SOC Analyst (Layer 3)

We are seeking a highly skilled SOC Analyst - Layer 3 (Senior Level) to join our Cyber Security team. This role is critical in leading security forensics, advanced threat detection, incident response, and proactive security operations. As a senior member of the SOC team, you will handle complex security incidents, guide junior analysts, and collaborate with cross-functional teams to strengthen our overall cybersecurity posture.

• Act as the final escalation point for security incidents within the SOC.
• Conduct advanced threat hunting and forensic investigations across endpoints, networks, and cloud environments.
• Develop, tune, and optimize SIEM rules, detection use cases, and response playbooks.
• Lead incident response efforts, including containment, eradication, and recovery.
• Perform root cause analysis and deliver post-incident reports with actionable recommendations.
• Collaborate with threat intelligence teams to correlate indicators of compromise (IOCs), behaviour indicator of compromise (BIOCs) and emerging attack vectors.
• Mentor and provide guidance to Tier 1 and Tier 2 SOC analysts.
• Assist in the design and implementation of new security monitoring tools and technologies.
• Ensure compliance with security frameworks, standards, and policies.

Required:

• 5+ years of experience in Security Operations, Incident Response, or Digital Forensics.
• Deep expertise in network security, endpoint detection & response (EDR), extended detection & response (XDR), malware analysis, and SIEM platforms (e.g., Splunk, QRadar, Sentinel, or equivalent).
• Strong knowledge of MITRE ATT&CK framework, threat intelligence, and adversary tactics/techniques.
• Experience with packet analysis tools (Wireshark, Zeek), log analysis, and sandboxing technologies.
• Hands-on experience with firewalls, IDS/IPS, SOAR platforms, and vulnerability management tools.
• Proficiency in scripting languages (Python, PowerShell, Bash) for automation and threat analysis.

Preferred:

• Relevant certifications: CSA, ECIH, ECHFI, GCIA, GCFA, GCIH, GNFA, CISSP, OSCP, or equivalent.
• Experience in cloud security monitoring (AWS, Azure, GCP).
• Previous experience in a 24/7 SOC environment.

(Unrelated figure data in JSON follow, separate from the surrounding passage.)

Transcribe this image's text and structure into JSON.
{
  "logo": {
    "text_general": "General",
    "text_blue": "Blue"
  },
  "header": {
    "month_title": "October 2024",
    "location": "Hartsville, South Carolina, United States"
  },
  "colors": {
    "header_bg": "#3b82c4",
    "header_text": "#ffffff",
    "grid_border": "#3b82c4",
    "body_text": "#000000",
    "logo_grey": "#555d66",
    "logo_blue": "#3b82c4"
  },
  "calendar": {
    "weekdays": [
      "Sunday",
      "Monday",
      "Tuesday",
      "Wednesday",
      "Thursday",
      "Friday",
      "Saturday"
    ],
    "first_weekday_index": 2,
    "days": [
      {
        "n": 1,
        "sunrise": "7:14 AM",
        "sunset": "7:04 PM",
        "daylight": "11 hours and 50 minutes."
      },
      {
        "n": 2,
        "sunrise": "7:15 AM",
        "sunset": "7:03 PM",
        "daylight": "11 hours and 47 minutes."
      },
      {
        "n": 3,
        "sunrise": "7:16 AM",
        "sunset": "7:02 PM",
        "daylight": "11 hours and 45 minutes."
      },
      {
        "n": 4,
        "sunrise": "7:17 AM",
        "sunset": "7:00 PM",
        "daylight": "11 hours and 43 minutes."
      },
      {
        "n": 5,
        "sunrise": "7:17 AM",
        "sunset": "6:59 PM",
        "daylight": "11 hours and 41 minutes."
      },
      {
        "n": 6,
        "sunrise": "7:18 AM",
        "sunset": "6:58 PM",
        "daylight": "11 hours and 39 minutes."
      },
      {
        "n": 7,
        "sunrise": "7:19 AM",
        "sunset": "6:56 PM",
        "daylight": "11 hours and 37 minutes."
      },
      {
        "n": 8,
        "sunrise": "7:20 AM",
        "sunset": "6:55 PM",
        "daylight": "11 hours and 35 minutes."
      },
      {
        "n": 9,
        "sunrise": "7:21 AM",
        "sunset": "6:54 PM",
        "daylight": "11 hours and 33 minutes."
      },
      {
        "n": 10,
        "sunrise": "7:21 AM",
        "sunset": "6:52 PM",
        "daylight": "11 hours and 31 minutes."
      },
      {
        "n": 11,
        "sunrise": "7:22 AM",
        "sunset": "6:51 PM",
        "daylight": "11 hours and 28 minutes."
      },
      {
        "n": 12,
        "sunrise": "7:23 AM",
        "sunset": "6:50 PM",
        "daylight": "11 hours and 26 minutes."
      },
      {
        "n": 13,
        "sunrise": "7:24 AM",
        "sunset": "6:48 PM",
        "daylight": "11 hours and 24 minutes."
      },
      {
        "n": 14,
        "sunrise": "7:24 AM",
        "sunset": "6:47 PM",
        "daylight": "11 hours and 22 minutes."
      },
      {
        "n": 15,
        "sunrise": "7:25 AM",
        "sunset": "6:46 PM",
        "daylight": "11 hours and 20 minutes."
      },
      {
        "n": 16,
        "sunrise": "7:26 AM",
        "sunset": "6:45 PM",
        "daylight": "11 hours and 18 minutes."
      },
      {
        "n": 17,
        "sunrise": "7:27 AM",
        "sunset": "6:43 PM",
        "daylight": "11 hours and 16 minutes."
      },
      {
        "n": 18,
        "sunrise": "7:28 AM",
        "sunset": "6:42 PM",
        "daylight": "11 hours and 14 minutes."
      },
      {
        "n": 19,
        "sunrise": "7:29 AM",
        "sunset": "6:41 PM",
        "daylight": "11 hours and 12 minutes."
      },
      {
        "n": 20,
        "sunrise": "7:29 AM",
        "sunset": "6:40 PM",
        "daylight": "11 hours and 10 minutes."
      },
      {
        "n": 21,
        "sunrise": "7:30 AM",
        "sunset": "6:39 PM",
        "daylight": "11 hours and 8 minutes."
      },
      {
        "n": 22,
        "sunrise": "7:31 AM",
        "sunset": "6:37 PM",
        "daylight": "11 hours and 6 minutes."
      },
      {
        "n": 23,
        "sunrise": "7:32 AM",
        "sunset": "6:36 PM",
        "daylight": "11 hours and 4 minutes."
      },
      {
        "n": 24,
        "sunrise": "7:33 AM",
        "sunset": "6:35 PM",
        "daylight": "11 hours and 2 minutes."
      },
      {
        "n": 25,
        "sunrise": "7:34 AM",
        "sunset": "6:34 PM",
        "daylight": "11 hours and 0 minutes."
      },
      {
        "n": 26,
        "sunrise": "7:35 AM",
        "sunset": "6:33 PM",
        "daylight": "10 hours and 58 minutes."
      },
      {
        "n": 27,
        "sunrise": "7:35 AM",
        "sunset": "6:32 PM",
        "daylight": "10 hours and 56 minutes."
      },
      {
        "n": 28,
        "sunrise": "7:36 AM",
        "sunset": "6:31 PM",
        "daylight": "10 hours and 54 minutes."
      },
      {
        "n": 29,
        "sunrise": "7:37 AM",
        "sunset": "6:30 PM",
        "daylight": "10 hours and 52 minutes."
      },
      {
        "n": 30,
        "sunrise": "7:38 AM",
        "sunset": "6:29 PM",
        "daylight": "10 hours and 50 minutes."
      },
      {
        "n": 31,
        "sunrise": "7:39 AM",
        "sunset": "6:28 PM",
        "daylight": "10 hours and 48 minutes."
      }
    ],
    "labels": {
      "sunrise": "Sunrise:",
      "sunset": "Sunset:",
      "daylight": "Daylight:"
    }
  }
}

• Excellent problem-solving, analytical, and decision-making skills.
• Ability to work under pressure during high-severity incidents.
• Strong communication skills for technical and non-technical audiences.
• Leadership and mentoring abilities for SOC team growth.

• Competitive salary and performance-based incentives.
• Continuous learning opportunities and sponsorship for advanced certifications.
• Access to cutting-edge SOC tools and technologies.
• Inclusive and collaborative work culture.
• Opportunities for career advancement in cybersecurity.